Question

Consider a linear homogeneous system of equations \( A\mathbf{x} = \mathbf{0} \), where \( A \) is an \( n \times n \) matrix, \( \mathbf{x} \) is an \( n \times 1 \) vector, and \( \mathbf{0} \) is an \( n \times 1 \) null vector. Let \( r \) be the rank of \( A \). For a non-trivial solution to exist, which of the following conditions is/are satisfied?

• A. Determinant of \( A = 0 \)
• B. \( r = m<n \)
• C. \( r<n \)
• D. Determinant of \( A \neq 0 \)

Hint:

For homogeneous systems, the determinant and rank conditions determine the existence of non-trivial solutions. A singular matrix (\( \det(A) = 0 \)) and rank \( r<n \) are necessary for non-trivial solutions.

Answer 1

The Correct Option is A

Step 1: Analyze the system of equations \( A\mathbf{x} = \mathbf{0} \). A non-trivial solution to a homogeneous system \( A\mathbf{x} = \mathbf{0} \) exists only if the determinant of \( A \) is zero.

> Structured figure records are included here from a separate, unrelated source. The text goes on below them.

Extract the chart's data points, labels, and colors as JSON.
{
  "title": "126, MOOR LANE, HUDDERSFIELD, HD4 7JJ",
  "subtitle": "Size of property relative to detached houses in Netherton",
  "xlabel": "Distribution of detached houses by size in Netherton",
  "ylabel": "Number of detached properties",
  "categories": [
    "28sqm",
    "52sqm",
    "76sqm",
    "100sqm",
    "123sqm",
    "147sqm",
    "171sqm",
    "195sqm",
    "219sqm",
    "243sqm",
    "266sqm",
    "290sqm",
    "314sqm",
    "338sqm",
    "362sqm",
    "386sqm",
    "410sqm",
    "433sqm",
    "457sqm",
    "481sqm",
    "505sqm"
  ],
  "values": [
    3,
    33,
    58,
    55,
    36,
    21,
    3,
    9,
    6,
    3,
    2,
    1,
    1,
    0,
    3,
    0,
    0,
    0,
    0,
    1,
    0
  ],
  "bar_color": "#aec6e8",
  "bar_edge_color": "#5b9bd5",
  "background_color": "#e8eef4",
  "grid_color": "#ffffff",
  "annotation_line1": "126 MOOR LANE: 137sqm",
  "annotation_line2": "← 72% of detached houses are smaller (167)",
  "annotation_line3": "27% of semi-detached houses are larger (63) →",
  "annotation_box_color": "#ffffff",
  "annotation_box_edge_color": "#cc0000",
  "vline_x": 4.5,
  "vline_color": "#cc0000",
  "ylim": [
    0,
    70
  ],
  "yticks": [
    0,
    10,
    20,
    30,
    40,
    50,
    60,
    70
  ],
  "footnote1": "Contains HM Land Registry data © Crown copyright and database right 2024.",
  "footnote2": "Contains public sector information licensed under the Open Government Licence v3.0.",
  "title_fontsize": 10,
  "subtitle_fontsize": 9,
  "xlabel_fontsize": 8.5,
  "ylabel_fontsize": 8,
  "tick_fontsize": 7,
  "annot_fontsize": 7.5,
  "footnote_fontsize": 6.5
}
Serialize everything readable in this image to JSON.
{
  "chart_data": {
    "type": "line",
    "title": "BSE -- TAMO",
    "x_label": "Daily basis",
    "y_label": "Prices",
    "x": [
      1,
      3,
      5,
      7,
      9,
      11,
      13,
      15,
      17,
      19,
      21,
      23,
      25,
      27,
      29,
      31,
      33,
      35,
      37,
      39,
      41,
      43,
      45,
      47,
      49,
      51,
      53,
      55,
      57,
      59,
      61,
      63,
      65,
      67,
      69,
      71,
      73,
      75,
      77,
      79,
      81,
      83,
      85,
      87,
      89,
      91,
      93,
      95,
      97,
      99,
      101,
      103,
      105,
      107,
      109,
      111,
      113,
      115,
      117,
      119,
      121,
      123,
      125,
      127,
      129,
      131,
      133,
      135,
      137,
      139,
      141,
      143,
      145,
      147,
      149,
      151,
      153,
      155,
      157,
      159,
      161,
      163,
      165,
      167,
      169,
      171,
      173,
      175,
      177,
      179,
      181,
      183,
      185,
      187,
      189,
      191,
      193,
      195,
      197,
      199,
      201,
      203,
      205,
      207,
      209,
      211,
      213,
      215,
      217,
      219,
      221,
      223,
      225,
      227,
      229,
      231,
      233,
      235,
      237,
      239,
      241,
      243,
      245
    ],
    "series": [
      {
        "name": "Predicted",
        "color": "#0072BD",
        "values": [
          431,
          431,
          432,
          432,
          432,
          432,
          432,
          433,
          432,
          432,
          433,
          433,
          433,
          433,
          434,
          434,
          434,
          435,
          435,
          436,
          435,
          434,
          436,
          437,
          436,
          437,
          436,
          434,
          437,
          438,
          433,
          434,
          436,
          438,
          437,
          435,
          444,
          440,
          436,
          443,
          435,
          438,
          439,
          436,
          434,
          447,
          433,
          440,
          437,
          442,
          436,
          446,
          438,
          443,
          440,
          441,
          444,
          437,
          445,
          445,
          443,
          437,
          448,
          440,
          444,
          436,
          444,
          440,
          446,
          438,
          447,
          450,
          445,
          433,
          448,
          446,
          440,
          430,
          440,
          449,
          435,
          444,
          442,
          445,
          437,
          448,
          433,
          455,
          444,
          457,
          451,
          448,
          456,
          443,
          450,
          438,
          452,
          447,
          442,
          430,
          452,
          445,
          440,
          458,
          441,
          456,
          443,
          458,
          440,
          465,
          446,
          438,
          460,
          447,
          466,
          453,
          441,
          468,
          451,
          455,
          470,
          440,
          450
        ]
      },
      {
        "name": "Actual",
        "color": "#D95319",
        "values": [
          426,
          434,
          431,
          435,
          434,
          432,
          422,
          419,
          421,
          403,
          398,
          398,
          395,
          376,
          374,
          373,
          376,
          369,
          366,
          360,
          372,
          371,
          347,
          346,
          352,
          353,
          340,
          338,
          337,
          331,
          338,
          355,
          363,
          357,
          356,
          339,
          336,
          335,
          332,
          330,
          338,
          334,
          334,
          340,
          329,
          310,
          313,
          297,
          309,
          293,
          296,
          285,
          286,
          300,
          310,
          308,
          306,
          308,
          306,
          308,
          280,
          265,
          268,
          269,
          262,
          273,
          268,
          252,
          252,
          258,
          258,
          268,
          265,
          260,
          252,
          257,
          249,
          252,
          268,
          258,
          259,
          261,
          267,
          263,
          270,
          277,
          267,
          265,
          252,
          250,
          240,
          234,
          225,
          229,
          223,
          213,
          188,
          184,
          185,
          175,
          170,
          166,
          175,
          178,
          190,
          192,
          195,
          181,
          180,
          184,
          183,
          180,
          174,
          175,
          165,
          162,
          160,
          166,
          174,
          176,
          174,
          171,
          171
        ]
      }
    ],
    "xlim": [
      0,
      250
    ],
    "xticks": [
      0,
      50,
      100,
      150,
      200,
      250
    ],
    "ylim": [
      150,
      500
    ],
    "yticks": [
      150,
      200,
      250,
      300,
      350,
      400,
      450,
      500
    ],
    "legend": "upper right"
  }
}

This is because:
1. If \( \det(A) \neq 0 \), \( A \) is invertible, and the only solution is the trivial solution \( \mathbf{x} = \mathbf{0} \).
2. If \( \det(A) = 0 \), \( A \) is singular, and there are infinitely many solutions, including non-trivial solutions.
Step 2: Rank condition. The rank \( r \) of \( A \) determines the number of independent rows (or columns) of the matrix. For \( A\mathbf{x} = \mathbf{0} \):
1. If \( r = n \), \( \mathbf{x} = \mathbf{0} \) is the only solution (trivial solution).
2. If \( r<n \), there are \( n - r \) free variables, and a non-trivial solution exists.
Step 3: Evaluate the conditions.
- Condition (A): Determinant of \( A = 0 \) is satisfied for a non-trivial solution.
- Condition (B): \( r = m<n \) is not satisfied because \( r<n \) ensures a non-trivial solution.
- Condition (C): \( r<n \) is satisfied as it directly implies a non-trivial solution.
- Condition (D): Determinant of \( A \neq 0 \) contradicts the requirement for a non-trivial solution.
Step 4: Conclusion. The conditions satisfied for a non-trivial solution are: \[ \text{(A) Determinant of \( A = 0 \), (C) \( r<n \)}. \]